Migrating COBOL Vision Files – The Metadata
In the course of legacy platform and/or application migration, COBOL users often need to convert their binary and index files into a human-readable, ASCII-numeric target. One of these older formats is the ACUCOBOL Vision1 file, which we discussed previously in this article.
In order to convert and make use of those files, you need a program or utility that can read and process them, and metadata that will define your data source and target layouts. There are two programs that are capable of natively processing COBOL Vision files:
- IRI NextForm: The “COBOL edition” of this program is primarily used to convert from one file type to another, and/or convert from one data type to another. NextForm also has report formatting features, and can be used to federate and replicate data.
- IRI CoSort: The “SortCL” program within CoSort does all that NextForm does, plus many other functions, including: data transformations (sort, join, aggregate, pivot, etc.) and data masking (encrypt, hash, pseudonymize, etc.).
Note that both NextForm and CoSort are supported in the IRI Workbench, a free graphical integrated development environment (IDE), built on Eclipse.™ The workbench automates the discovery and definition of metadata for, and the creation and execution of, IRI jobs.
You will also need to have access to either the COBOL copybook or the Identification Section of the XFD file associated with the Vision file.
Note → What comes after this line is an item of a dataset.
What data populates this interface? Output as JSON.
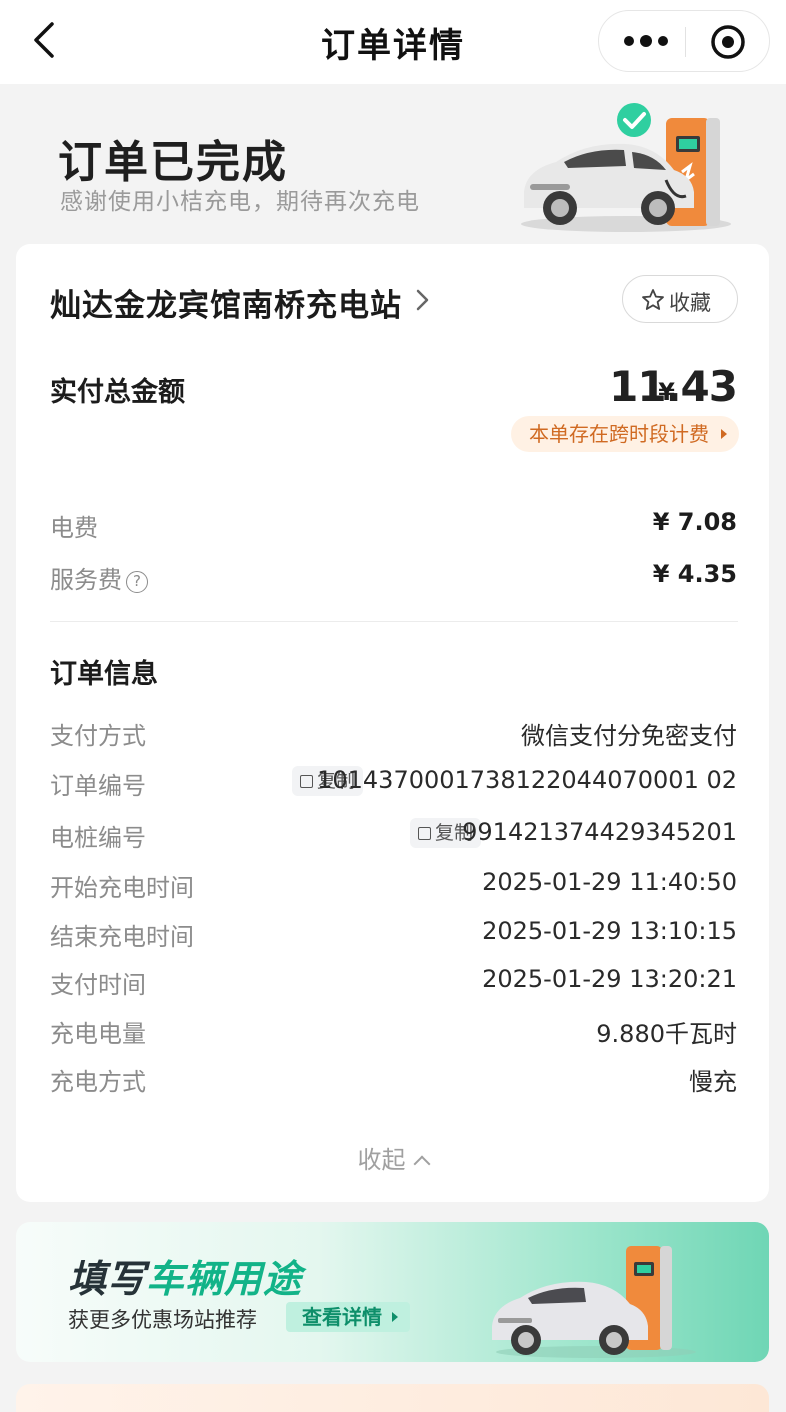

If you have neither, life will be much harder, though there is the possibility of guessing what’s inside after a ‘blind’ conversion.2
Both the XFD and the COBOL copybook contain the metadata for the data file, including:
- record size
- column positions or offset for the fields
- byte size of the fields
- data type of the fields
- how many times a particular group of definitions occur
- format, if any fields are one of the various numerics
- field names
Let’s assume you have a Vision file that is accompanied by the following copybook:
FD CLIENT-PROCEDURE-FILE. *01 FILLER PIC X(186). 01 CLIENT-RECORD. 05 PROCEDURE-KEY. 10 PROCEDURE-CODE PIC X(60). 05 PROCEDURE-DATA. 10 CATEGOTY PIC X(5). 10 PROCEDURE PIC X(10). 10 PROCEDURE-DESC OCCURS 3 TIMES. 15 PROCEDURE-PART PIC X(30). 15 PROCEDURE-CHARGE PIC S9(9)V9(4).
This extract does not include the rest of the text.